Ike proposed the interstate highway system.

The top song of '54 was "Shake, Rattle and Roll" by Bill Haley and the Comets

Gasoline cost 21 sents a gallon

Cost of a first-class stamp: $0.03

Nobel Prize for Literature: Ernest Hemingway (US)

I grew up listening to such great music.

Shake Rattle and Roll Bill Haley & His Comets
Rock Around The Clock Bill Haley & His Comets
Unchained Melody by Les Baxter

Maybellene by Chuck Berry
Ain't That A Shame by Fats Domino
Only You by The Platters
Smoke Gets in Your Eyes by The Platters
My Happiness by Connie Francis

(I Can't Get No) Satisfaction, The Rolling Stones
Yesterday, The Beatles

The House Of The Rising Sun, The Animals
Oh, Pretty Woman, Roy Orbison
The Lion Sleeps Tonight, The Tokens
Purple Haze, Jimi Hendrix Experience
Honky Tonk Woman, The Rolling Stones
Runaway, Del Shannon
I Heard It Through The Gravevine, Marvin Gaye
Leaving On A Jet Plane, Peter, Paul & Mary
Wild Thing, The Troggs
Louie Louie, The Kingsmen
She's Not There, The Zombies


I also grew up loving music by such greats as Grateful Dead, Creedence Clearwater Revival, Janis Joplin, Sly & The Family Stone, The Who, Jefferson Airplane, Joe Cocker, Blood Sweat And Tears, Crosby, Stills, Nash & Young, Sha-Na-Na, Jimi Hendrix, The Eagles, The Beatles, Elvis Presley, Simon and Garfunkel.
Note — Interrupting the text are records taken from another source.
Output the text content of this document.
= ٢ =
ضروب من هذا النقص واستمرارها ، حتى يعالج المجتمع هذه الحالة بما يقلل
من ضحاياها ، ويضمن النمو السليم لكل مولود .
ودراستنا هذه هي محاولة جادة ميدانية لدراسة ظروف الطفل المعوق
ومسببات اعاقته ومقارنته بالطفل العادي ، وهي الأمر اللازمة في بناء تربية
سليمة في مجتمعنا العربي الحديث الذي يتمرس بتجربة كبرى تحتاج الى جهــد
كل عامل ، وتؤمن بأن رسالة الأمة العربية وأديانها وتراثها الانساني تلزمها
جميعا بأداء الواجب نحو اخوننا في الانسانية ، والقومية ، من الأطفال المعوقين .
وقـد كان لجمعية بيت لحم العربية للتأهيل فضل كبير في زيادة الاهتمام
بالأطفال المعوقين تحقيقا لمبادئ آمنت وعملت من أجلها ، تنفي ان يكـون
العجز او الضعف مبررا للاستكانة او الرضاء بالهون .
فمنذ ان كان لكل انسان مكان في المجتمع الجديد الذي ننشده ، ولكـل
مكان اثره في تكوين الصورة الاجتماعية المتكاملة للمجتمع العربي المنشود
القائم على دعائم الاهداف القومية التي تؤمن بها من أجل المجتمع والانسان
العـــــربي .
I heard "Joy to the World" by Three Dog Night for the first time when I was dating the lad who would become my husband.

I remember John F. Kennedy being elected as President of the U.S. and remember his assination in November 1963. I watched the news as John Glenn orbited the Earth and watched it again as three Apollo astronauts—Col. Virgil I. Grissom, Col. Edward White II, and Lt. Cmdr. Roger B. Chaffee— were killed in spacecraft fire during simulated launch.

I watched the Beatles when they appeared on the Ed Sullivan Show in 1964, the news when it was announced in 1968 that Robert F. Kennedy was shot and critically wounded in Los Angeles hotel after winning California primary.

I remember the Apollo 11 astronauts—Neil A. Armstrong, Edwin E. Aldrin, Jr., and Michael Collins—take man's first walk on moon.

I've raised 3 children to adulthood and have seen the family grow by 7 as they have their own children. I've mourned the deaths of my grandparents, my mother, my brother, and two nephews and have outlived 3 good friends.

I don't remember ever being without responsibility for someone. I suppose this is true of anyone with younger brothers and sisters though.

I was here at the beginning of this great electronic age we now live in and have been amazed at it's progression. I stand in awe over the friendships that it's offered me from all over the world.

I could write pages and pages about the things I've seen and learned over the past 50 years but I fear it would in no way compare to the things seen and learned by my parents and grandparents who worked so hard for the things I've enjoyed over the first 50 years of my lifetime.

The only problem I have with turning 50 is the fact that I'll be HALF A CENTURY OLD! That's considered an antique isn't it?